C'est une jeune femme qui porte une petite jupe ultra serrée. Elle doit prendre le bus, et pour cela, il lui faut monter les marches...
Le problème est bien là: La jupe est tellement serrée que qu'elle n'arrive pas à les enjamber...
Alors elle porte la main derrière elle et baisse un peu la fermeture éclair.
Elle essaie encore d'enjamber, mais n'y parvient toujours pas: Du coup, elle repasse une main derrière elle et abaisse encore la fermeture. Ensuite elle réessaie de franchir les marches... ça ne veut toujours pas passer.
Alors, au moment où elle s'apprêtait à rejouer de la fermeture éclair, une paire de mains vigoureuses l'empoigne à la taille et la porte jusqu'à la marche supérieure du bus!
"Non mais, ça ne va pas! Qui vous a permis?" demande la jeune femme au gars derrière elle.
"Eh bien, la deuxième fois que vous avez baissé ma braguette, je me suis dit qu'on se connaissait suffisamment!"
Toto n'avait que neuf ans et comme tous les garçons de son àge, il était très curieux. Il avait souvent entendu le mot "courtiser" par les grands et il se demandait bien qu'est ce que cela voulait dire.
Un jour il décida de poser la question à sa mère. Embêtée sa mère lui proposa d'observer sa grande soeur Marie se faire courtiser par son ami Paul, pensant que c'était la meilleure façon pour lui de l'apprendre. C'est ce qu'il fit le soir même, en se cachant discrètement derrière le rideau du salon. Le lendemain matin il raconta à sa mère ce qu'il avait vu.
"Marie et Paul ont d'abord fermé presque toutes les lumières. Puis Paul a embrassé Marie et l'a serrée très fort contre lui. Je crois que Marie a commencé à se sentir mal, car elle avait un drôle d'air.
Paul a dû penser la même chose que moi car il a mis sa main dans la blouse de ma soeur pour tàter son coeur.

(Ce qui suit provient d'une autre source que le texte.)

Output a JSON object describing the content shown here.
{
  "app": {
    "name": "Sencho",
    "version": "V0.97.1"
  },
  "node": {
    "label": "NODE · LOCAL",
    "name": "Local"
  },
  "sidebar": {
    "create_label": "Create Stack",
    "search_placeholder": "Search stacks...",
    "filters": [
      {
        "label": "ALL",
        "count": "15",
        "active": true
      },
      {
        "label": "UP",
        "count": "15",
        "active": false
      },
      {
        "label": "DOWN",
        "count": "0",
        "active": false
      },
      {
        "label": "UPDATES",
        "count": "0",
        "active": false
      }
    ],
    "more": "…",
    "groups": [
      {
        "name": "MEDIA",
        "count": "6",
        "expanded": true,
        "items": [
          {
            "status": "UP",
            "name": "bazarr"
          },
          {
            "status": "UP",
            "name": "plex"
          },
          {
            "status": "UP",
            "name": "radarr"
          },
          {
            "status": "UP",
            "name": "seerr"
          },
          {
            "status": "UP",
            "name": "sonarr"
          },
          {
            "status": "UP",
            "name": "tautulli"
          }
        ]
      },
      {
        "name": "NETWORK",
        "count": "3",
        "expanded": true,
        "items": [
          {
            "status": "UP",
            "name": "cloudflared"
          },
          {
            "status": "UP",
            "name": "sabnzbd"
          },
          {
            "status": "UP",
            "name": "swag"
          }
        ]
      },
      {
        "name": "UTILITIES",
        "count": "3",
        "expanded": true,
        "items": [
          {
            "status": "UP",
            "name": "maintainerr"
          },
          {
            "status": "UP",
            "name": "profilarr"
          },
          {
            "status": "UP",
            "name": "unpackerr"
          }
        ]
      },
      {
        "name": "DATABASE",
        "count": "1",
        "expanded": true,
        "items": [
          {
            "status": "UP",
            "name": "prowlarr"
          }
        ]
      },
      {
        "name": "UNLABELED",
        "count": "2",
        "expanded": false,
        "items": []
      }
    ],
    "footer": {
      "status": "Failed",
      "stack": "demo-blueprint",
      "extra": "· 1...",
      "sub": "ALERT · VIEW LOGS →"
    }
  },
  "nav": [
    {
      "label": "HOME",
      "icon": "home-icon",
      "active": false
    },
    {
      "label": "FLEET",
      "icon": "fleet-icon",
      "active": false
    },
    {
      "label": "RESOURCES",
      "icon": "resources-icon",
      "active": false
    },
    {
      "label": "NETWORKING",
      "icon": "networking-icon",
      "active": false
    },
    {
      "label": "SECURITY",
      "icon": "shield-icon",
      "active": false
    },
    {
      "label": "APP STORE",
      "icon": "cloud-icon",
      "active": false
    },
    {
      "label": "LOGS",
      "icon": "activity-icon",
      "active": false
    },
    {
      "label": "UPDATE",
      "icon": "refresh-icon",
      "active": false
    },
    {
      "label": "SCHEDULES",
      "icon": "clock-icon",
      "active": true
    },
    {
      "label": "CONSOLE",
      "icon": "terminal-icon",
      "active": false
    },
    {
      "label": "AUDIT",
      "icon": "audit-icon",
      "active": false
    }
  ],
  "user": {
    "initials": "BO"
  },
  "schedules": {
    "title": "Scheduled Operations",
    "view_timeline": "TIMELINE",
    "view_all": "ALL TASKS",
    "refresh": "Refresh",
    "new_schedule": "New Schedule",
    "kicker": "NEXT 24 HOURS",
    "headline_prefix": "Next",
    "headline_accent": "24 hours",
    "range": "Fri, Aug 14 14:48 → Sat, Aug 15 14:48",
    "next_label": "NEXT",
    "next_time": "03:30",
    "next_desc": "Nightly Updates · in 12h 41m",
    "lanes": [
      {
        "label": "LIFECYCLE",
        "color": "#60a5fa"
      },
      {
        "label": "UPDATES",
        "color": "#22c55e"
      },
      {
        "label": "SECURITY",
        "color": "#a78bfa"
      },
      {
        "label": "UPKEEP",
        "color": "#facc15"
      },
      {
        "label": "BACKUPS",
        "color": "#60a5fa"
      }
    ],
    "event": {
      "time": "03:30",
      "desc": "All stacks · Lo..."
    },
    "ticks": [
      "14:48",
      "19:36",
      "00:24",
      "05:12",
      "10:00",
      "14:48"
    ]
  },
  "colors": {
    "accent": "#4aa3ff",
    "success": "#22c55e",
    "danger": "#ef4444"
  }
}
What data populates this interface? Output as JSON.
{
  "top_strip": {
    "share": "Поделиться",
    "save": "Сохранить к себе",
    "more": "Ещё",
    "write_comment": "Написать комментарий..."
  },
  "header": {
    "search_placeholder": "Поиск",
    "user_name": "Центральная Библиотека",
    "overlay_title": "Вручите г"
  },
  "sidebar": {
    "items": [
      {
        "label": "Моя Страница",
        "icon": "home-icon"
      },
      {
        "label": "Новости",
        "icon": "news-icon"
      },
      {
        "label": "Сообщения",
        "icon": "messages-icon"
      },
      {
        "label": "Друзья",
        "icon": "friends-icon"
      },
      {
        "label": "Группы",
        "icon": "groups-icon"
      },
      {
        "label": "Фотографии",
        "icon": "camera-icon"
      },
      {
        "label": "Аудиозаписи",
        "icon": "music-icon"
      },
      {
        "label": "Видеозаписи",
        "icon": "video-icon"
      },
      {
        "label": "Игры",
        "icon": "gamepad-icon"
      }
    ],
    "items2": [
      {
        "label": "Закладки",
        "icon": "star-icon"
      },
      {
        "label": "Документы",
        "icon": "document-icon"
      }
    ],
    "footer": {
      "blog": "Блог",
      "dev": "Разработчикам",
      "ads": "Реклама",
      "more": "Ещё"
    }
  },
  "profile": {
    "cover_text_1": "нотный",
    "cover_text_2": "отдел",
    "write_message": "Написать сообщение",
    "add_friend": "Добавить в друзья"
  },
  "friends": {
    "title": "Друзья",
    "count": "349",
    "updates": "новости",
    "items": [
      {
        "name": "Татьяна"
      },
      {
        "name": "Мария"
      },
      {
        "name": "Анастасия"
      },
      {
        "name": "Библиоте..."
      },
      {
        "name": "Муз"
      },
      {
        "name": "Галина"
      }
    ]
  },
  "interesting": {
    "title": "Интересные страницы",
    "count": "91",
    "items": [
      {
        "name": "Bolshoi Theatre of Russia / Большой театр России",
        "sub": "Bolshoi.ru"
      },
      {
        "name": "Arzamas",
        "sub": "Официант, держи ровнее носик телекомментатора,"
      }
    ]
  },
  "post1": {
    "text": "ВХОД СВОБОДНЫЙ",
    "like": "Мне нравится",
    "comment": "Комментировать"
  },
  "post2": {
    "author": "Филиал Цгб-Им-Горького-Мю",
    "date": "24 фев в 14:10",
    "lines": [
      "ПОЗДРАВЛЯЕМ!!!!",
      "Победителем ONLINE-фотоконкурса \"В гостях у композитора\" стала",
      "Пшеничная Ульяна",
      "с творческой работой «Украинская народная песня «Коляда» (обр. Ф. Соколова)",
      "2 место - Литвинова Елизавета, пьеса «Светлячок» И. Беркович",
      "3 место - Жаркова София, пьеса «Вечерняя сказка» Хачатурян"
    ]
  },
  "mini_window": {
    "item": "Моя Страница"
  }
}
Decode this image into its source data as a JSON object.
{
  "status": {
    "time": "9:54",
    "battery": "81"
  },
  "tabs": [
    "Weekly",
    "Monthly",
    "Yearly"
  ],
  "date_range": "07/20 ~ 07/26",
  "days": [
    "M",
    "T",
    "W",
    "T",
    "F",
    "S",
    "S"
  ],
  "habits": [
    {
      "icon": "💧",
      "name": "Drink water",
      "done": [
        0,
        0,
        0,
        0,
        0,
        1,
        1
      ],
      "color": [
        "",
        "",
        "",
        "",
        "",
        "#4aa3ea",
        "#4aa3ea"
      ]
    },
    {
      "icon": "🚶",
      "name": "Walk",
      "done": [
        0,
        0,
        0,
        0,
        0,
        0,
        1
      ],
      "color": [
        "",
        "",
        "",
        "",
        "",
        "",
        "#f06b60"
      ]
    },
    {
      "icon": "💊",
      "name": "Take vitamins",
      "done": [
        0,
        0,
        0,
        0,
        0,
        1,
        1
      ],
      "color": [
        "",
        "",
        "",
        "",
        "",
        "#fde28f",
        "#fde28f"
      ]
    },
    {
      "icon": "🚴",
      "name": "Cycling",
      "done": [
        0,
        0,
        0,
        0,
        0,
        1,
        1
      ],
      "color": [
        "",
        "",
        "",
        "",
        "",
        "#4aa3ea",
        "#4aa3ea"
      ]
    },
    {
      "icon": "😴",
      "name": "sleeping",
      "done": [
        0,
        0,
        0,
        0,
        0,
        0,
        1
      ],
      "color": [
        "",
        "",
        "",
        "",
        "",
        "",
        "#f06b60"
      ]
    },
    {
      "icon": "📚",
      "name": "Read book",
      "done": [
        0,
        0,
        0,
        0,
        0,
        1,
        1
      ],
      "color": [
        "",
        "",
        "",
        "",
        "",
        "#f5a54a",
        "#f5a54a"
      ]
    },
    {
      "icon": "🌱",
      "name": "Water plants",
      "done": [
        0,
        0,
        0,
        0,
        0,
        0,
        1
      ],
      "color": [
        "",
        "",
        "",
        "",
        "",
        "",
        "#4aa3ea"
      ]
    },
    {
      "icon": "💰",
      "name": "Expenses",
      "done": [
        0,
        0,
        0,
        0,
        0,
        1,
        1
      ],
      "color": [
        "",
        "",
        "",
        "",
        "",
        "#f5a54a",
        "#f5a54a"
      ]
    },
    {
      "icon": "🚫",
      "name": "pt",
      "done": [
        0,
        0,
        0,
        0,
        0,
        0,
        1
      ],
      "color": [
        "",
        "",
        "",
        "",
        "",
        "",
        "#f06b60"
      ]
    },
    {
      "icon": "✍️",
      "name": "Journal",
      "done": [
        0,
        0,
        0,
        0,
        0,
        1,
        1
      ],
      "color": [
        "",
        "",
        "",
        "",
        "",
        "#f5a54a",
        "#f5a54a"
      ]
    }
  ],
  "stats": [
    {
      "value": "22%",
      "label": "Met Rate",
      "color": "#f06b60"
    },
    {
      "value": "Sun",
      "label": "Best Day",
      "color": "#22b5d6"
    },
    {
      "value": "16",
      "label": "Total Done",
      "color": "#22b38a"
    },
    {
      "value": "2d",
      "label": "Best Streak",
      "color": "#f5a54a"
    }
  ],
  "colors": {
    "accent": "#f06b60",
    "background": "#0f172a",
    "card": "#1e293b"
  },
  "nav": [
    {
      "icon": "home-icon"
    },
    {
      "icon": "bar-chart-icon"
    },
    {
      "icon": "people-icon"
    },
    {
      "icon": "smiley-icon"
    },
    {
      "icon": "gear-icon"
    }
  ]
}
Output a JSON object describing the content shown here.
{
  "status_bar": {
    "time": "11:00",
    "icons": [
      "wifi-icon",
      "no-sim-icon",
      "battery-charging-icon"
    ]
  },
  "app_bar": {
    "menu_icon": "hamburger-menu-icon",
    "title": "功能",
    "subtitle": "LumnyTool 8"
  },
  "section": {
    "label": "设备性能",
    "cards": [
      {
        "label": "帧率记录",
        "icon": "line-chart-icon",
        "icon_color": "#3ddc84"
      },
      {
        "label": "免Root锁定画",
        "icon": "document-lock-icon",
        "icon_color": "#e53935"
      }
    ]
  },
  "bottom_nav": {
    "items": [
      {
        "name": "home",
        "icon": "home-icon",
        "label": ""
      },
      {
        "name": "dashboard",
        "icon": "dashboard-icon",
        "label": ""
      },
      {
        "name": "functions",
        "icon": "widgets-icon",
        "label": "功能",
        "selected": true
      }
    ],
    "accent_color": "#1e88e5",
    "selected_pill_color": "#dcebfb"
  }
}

Là, je pense que Marie était vraiment malade. C'était de la fièvre car elle a dit à Paul qu'elle était très chaude.
Tout d'un coup j'ai vu ce qui la rendait malade. Une grosse anguille était entrée dans le pantalon de Paul. Je ne sais pas trop comment mais sans blague, elle faisait bien 20 centimètres de long. Là, Paul a empoigné l'anguille d'une main pour qu'elle ne se sauve pas. Quand Marie a vu ça, elle a eu peur et ses yeux sont devenus grands comme des boules de billard. Marie a dit à Paul que c'était la plus grosse qu'elle avait jamais vue.
à ce moment là, Marie a essayé de faire sa brave en essayant de couper la tête de l'anguille avec ses dents. Mais ça n'avait pas l'air de tuer l'anguille, bien au contraire. Alors, elle a empoigné l'anguille à deux mains pendant que Paul mettait dessus une muselière qu'il avait sortie de sa poche pour l'empêcher de mordre. Après Marie s'est couchée sur le sofa avec les jambes écartées pour faire la prise des ciseaux à l'anguille.
L'anguille s'est pas mal débattue, ensuite Marie s'est mise à gémir et se plaindre et Paul a presque défait le sofa à force de gigoter.
Après une dernière secousse, Marie et Paul ont poussé un grand soupir: c'est là que j'ai compris qu'ils avaient réussi à tuer l'anguille car je l'ai vue pendouiller inerte au moment où Paul lui retirait su muselière. C'est à se demander si elle n'était pas enragée d'ailleurs, car elle était pleine de bave."